Bhubaneswar: With the changing urban dynamics throttling the vision of the hub of the East, the ‘green lungs’ intended to serve the state capital are on the verge of annihilation.
The vast forests and biodiversity of the Chandaka-Dampara Elephant Sanctuary, once a haven for the highest number of elephants in the state has now turned inferno.
According to sources, the Chandaka-Dampara Elephant Sanctuary is inhabited by only five elephants at present. Forest officials believe rapid urbanisation and migration of the elephants due to food scarcity are the main reasons for their declining number.

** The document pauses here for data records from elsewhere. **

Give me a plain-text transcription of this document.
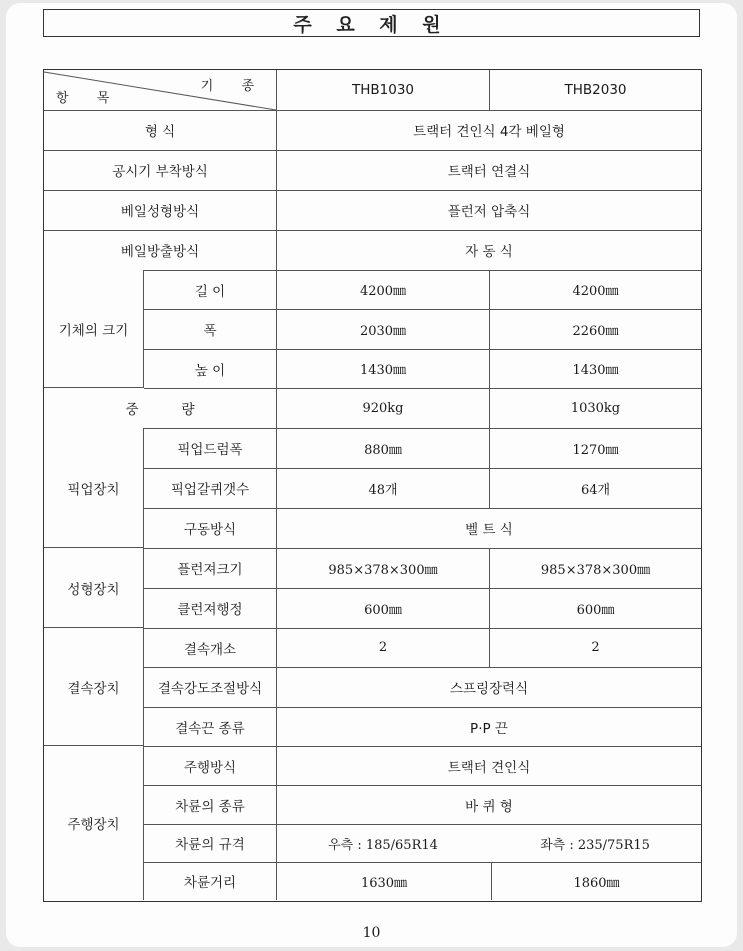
주 요 제 원
기 종
항 목
THB1030	THB2030
형 식	트랙터 견인식 4각 베일형
공시기 부착방식	트랙터 연결식
베일성형방식	플런저 압축식
베일방출방식	자 동 식
기체의 크기
길 이	4200㎜	4200㎜
폭	2030㎜	2260㎜
높 이	1430㎜	1430㎜
중          량	920kg	1030kg
픽업장치
픽업드럼폭	880㎜	1270㎜
픽업갈퀴갯수	48개	64개
구동방식	벨 트 식
성형장치
플런져크기	985×378×300㎜	985×378×300㎜
클런져행정	600㎜	600㎜
결속장치
결속개소	2	2
결속강도조절방식	스프링장력식
결속끈 종류	P·P 끈
주행장치
주행방식	트랙터 견인식
차륜의 종류	바 퀴 형
차륜의 규격	우측 : 185/65R14	좌측 : 235/75R15
차륜거리	1630㎜	1860㎜
10
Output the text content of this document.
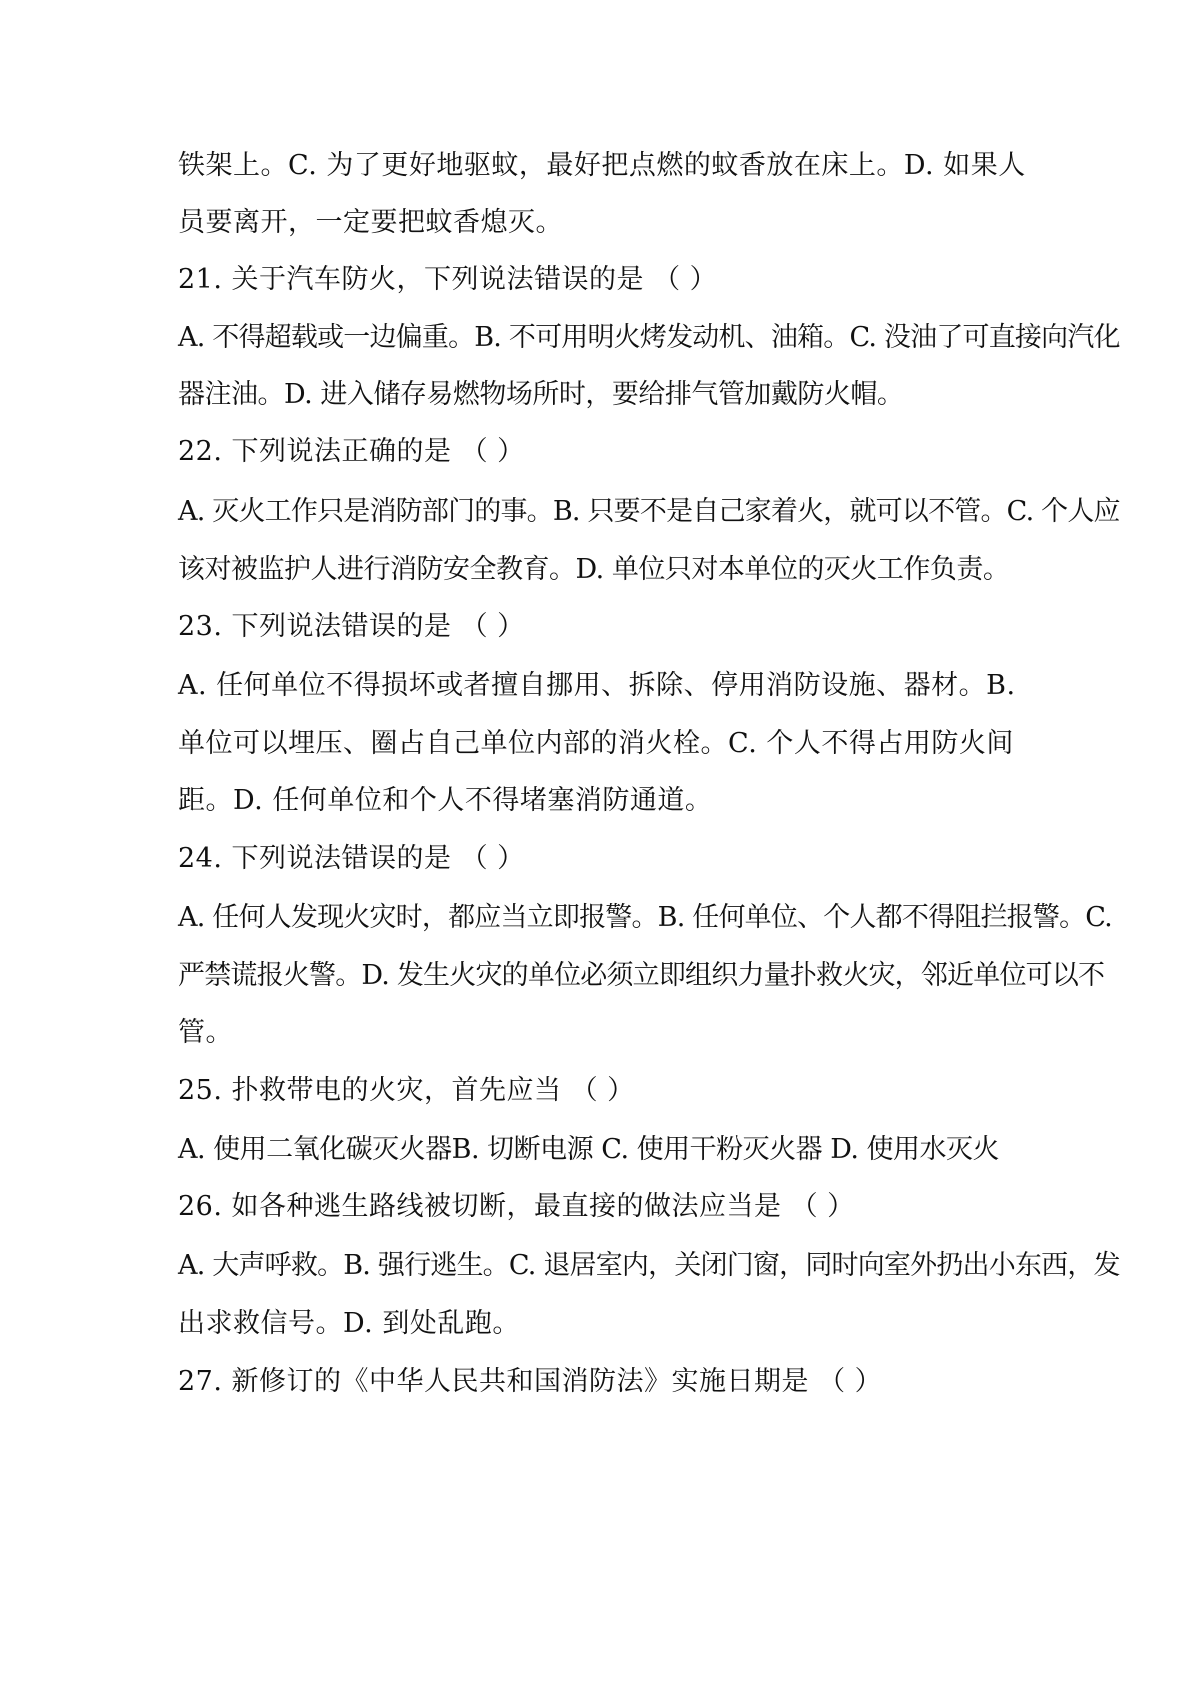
铁架上。C. 为了更好地驱蚊，最好把点燃的蚊香放在床上。D. 如果人
员要离开，一定要把蚊香熄灭。
21. 关于汽车防火，下列说法错误的是 （ ）
A. 不得超载或一边偏重。B. 不可用明火烤发动机、油箱。C. 没油了可直接向汽化
器注油。D. 进入储存易燃物场所时，要给排气管加戴防火帽。
22. 下列说法正确的是 （ ）
A. 灭火工作只是消防部门的事。B. 只要不是自己家着火，就可以不管。C. 个人应
该对被监护人进行消防安全教育。D. 单位只对本单位的灭火工作负责。
23. 下列说法错误的是 （ ）
A. 任何单位不得损坏或者擅自挪用、拆除、停用消防设施、器材。B.
单位可以埋压、圈占自己单位内部的消火栓。C. 个人不得占用防火间
距。D. 任何单位和个人不得堵塞消防通道。
24. 下列说法错误的是 （ ）
A. 任何人发现火灾时，都应当立即报警。B. 任何单位、个人都不得阻拦报警。C.
严禁谎报火警。D. 发生火灾的单位必须立即组织力量扑救火灾，邻近单位可以不
管。
25. 扑救带电的火灾，首先应当 （ ）
A. 使用二氧化碳灭火器B. 切断电源 C. 使用干粉灭火器 D. 使用水灭火
26. 如各种逃生路线被切断，最直接的做法应当是 （ ）
A. 大声呼救。B. 强行逃生。C. 退居室内，关闭门窗，同时向室外扔出小东西，发
出求救信号。D. 到处乱跑。
27. 新修订的《中华人民共和国消防法》实施日期是 （ ）
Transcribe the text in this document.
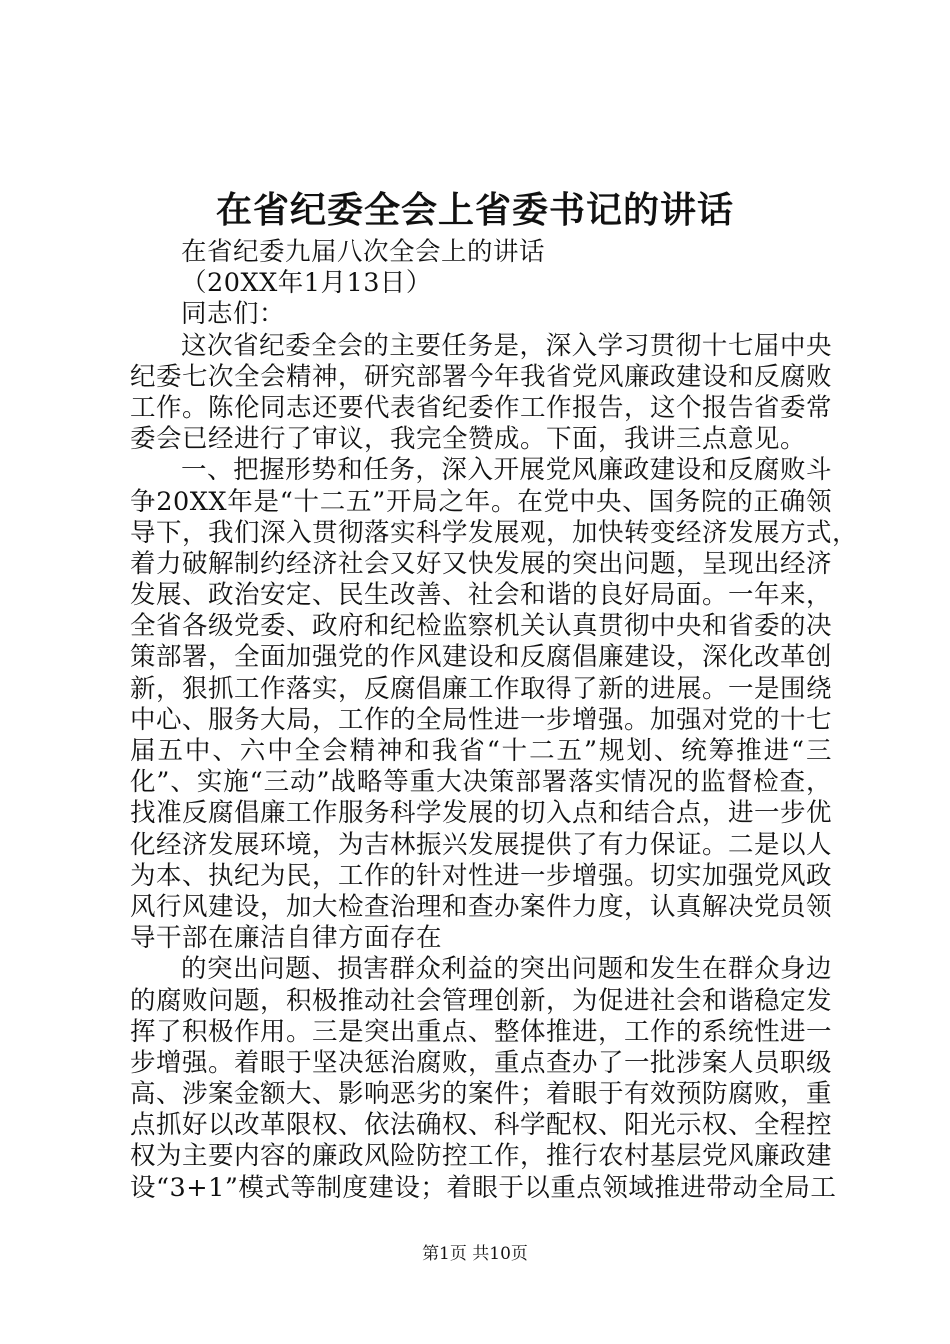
在省纪委全会上省委书记的讲话
在省纪委九届八次全会上的讲话
（20XX年1月13日）
同志们：
这次省纪委全会的主要任务是，深入学习贯彻十七届中央
纪委七次全会精神，研究部署今年我省党风廉政建设和反腐败
工作。陈伦同志还要代表省纪委作工作报告，这个报告省委常
委会已经进行了审议，我完全赞成。下面，我讲三点意见。
一、把握形势和任务，深入开展党风廉政建设和反腐败斗
争20XX年是“十二五”开局之年。在党中央、国务院的正确领
导下，我们深入贯彻落实科学发展观，加快转变经济发展方式，
着力破解制约经济社会又好又快发展的突出问题，呈现出经济
发展、政治安定、民生改善、社会和谐的良好局面。一年来，
全省各级党委、政府和纪检监察机关认真贯彻中央和省委的决
策部署，全面加强党的作风建设和反腐倡廉建设，深化改革创
新，狠抓工作落实，反腐倡廉工作取得了新的进展。一是围绕
中心、服务大局，工作的全局性进一步增强。加强对党的十七
届五中、六中全会精神和我省“十二五”规划、统筹推进“三
化”、实施“三动”战略等重大决策部署落实情况的监督检查，
找准反腐倡廉工作服务科学发展的切入点和结合点，进一步优
化经济发展环境，为吉林振兴发展提供了有力保证。二是以人
为本、执纪为民，工作的针对性进一步增强。切实加强党风政
风行风建设，加大检查治理和查办案件力度，认真解决党员领
导干部在廉洁自律方面存在
的突出问题、损害群众利益的突出问题和发生在群众身边
的腐败问题，积极推动社会管理创新，为促进社会和谐稳定发
挥了积极作用。三是突出重点、整体推进，工作的系统性进一
步增强。着眼于坚决惩治腐败，重点查办了一批涉案人员职级
高、涉案金额大、影响恶劣的案件；着眼于有效预防腐败，重
点抓好以改革限权、依法确权、科学配权、阳光示权、全程控
权为主要内容的廉政风险防控工作，推行农村基层党风廉政建
设“3+1”模式等制度建设；着眼于以重点领域推进带动全局工
第1页 共10页
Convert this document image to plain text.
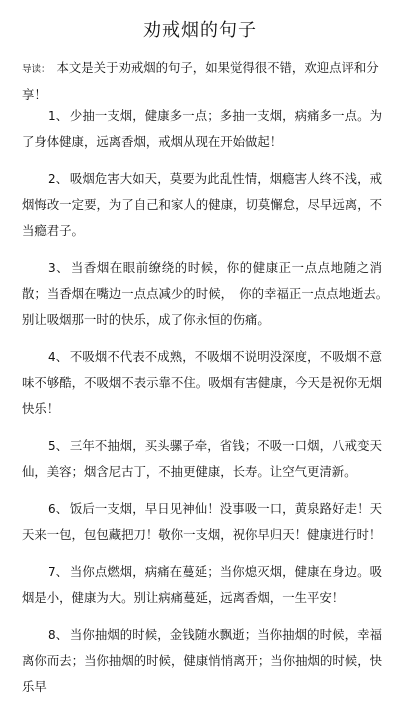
劝戒烟的句子
导读： 本文是关于劝戒烟的句子，如果觉得很不错，欢迎点评和分享！

1、 少抽一支烟，健康多一点；多抽一支烟，病痛多一点。为了身体健康，远离香烟，戒烟从现在开始做起！

2、 吸烟危害大如天，莫要为此乱性情，烟瘾害人终不浅，戒烟悔改一定要，为了自己和家人的健康，切莫懈怠，尽早远离，不当瘾君子。

3、 当香烟在眼前缭绕的时候，你的健康正一点点地随之消散；当香烟在嘴边一点点减少的时候，　你的幸福正一点点地逝去。　别让吸烟那一时的快乐，成了你永恒的伤痛。

4、 不吸烟不代表不成熟，不吸烟不说明没深度，不吸烟不意味不够酷，不吸烟不表示靠不住。吸烟有害健康，今天是祝你无烟快乐！

5、 三年不抽烟，买头骡子牵，省钱；不吸一口烟，八戒变天仙，美容；烟含尼古丁，不抽更健康，长寿。让空气更清新。

6、 饭后一支烟，早日见神仙！没事吸一口，黄泉路好走！天天来一包，包包藏把刀！敬你一支烟，祝你早归天！健康进行时！

7、 当你点燃烟，病痛在蔓延；当你熄灭烟，健康在身边。吸烟是小，健康为大。别让病痛蔓延，远离香烟，一生平安！

8、 当你抽烟的时候，金钱随水飘逝；当你抽烟的时候，幸福离你而去；当你抽烟的时候，健康悄悄离开；当你抽烟的时候，快乐早
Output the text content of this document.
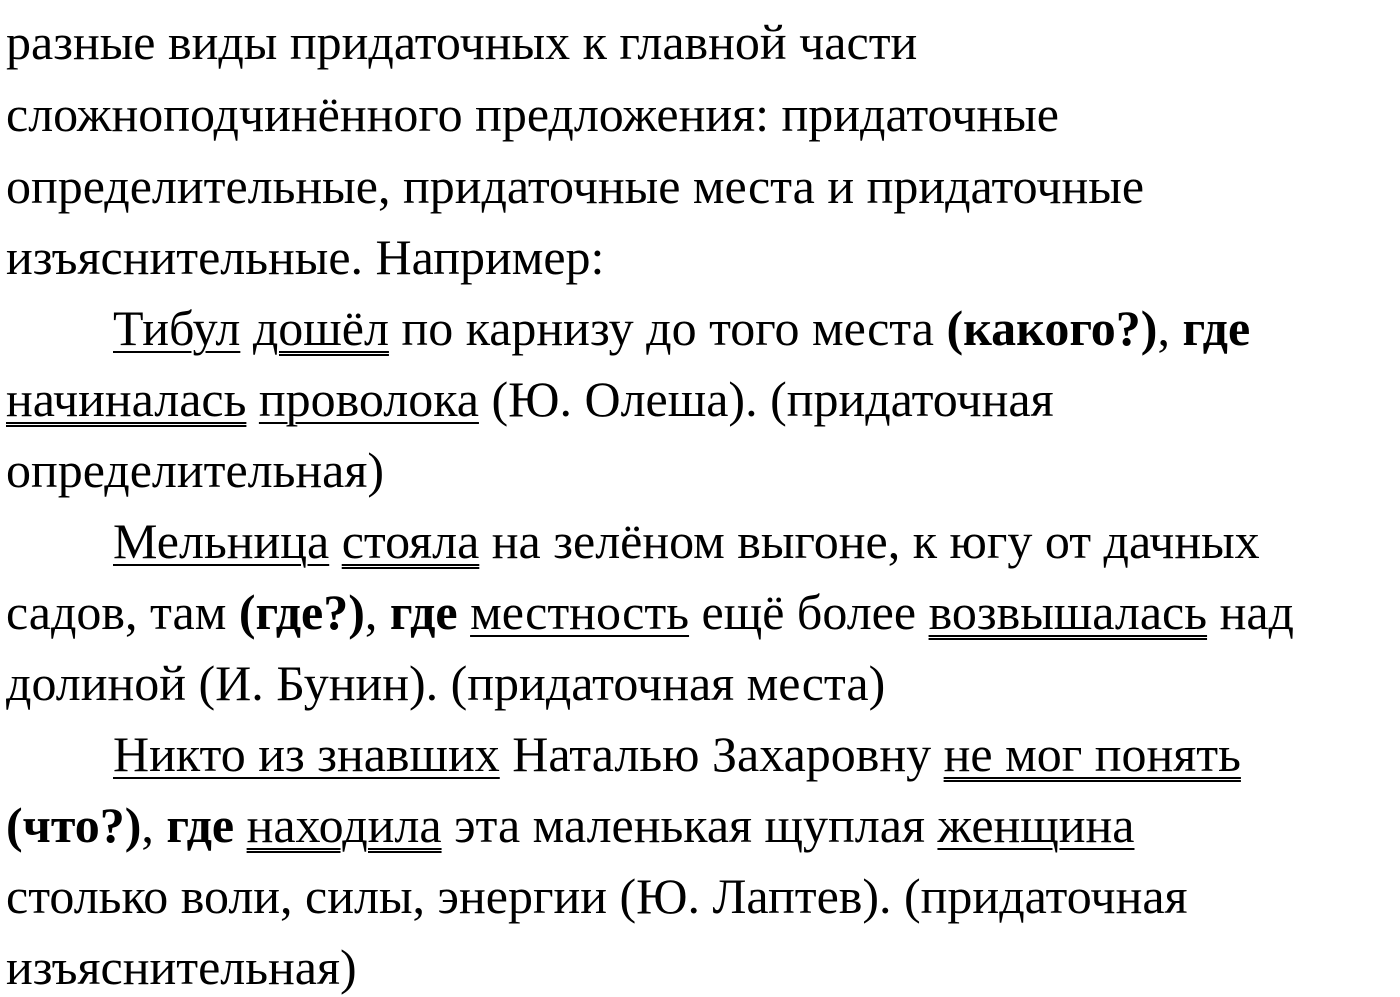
разные виды придаточных к главной части
сложноподчинённого предложения: придаточные
определительные, придаточные места и придаточные
изъяснительные. Например:
Тибул дошёл по карнизу до того места (какого?), где
начиналась проволока (Ю. Олеша). (придаточная
определительная)
Мельница стояла на зелёном выгоне, к югу от дачных
садов, там (где?), где местность ещё более возвышалась над
долиной (И. Бунин). (придаточная места)
Никто из знавших Наталью Захаровну не мог понять
(что?), где находила эта маленькая щуплая женщина
столько воли, силы, энергии (Ю. Лаптев). (придаточная
изъяснительная)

However, Secretary of Wildlife Society of Odisha, Biswajit Mohanty explains, “It is too late to protect the sanctuary. The government has provided clearances for development activities around the sanctuary. There are gated communities and institutes coming up next to the sanctuary. The elephants can’t come out of the sanctuary for migration due to heavy lighting in the area. Construction activity should not be allowed at least within a range of 10 km. It is a standard protocol for every sanctuary.”
The sanctuary has been declared as an ecologically sensitive zone (ESZ) but it makes no sense given the vast area. It might turn into a dead sanctuary if the current pace of construction works continues, informed Mohanty.
A lot of money has been invested to prevent the poaching of elephants. Planting of various species of trees and construction of ponds for drinking water and attracting tourists to the Elephant Sanctuary are some of the steps that have been taken. But lack of staff, the timber mafia and forest department employees nexus, reduced forest cover, and the closure of elephant corridors have led to an unexpected decline in the number of elephants here.
“The purpose of the sanctuary will be lost soon if these elephants aren’t protected. The condition is quite deplorable. There are four villages and farming activities are prevalent inside the sanctuary for the past 30 years,” added Mohanty.
Earlier, a patch of forest situated in the suburban area of Bhubaneswar was declared protected. Later, a limited area of 193.33 sq.km and 174 km in perimeter was declared as Chandaka Elephant Sanctuary in 1982, owing to its conducive environment.
“The government has to redesign everything that is related to development. There are many examples and models of natural corridors for the safe passage of animals. The government can adopt these for the elephants here too,” said Ranjan Panda, Convenor, Water Initiatives Odisha.
Moreover, he apprehends that the sanctuary may fall prey to the real estate lobby very soon. “A handful of elephants are not a hindrance to such lobbies. The government should start working on preventing these animals from getting extinct from the sanctuary.”
According to statistics, during the first evaluation of the elephant census in 1979, there were 2044 elephants in Odisha. By 1999-2000, their number had dropped to 1827. By 1982, their population in the Chandaka Sanctuary was 57 but it went up to 83 during the second evaluation of the elephant census in 1999.
In the 2002 evaluation, the number of elephants reached 80, and in 2004, there were about 70 of them. In 2012, the number of elephants dropped to 24 and by 2015, there were seven elephants in the Chandaka Elephant Sanctuary. Besides, 22 died unnaturally between 1995 and 2006.
The research on Chandaka-Dampara Sanctuary was last done in the 1990s. The last Elephant Census Evaluation was done in 2017 and is scheduled every years, informed Mohanty.
Among a host of other reasons, environmentalists rue the apparent lack of interest in conserving pachyderms and other species in the sanctuary.
Elephants in another extension of the Chandaka Forest Reserve – Chandaka Bharatpur also face similar isolation due to ill-planned rapid expansion activities.
Given such deplorable conditions at the Chandaka Elephant Sanctuary, the possibility of the elephants going extinct from the forest reserve in the near future cannot be ruled out.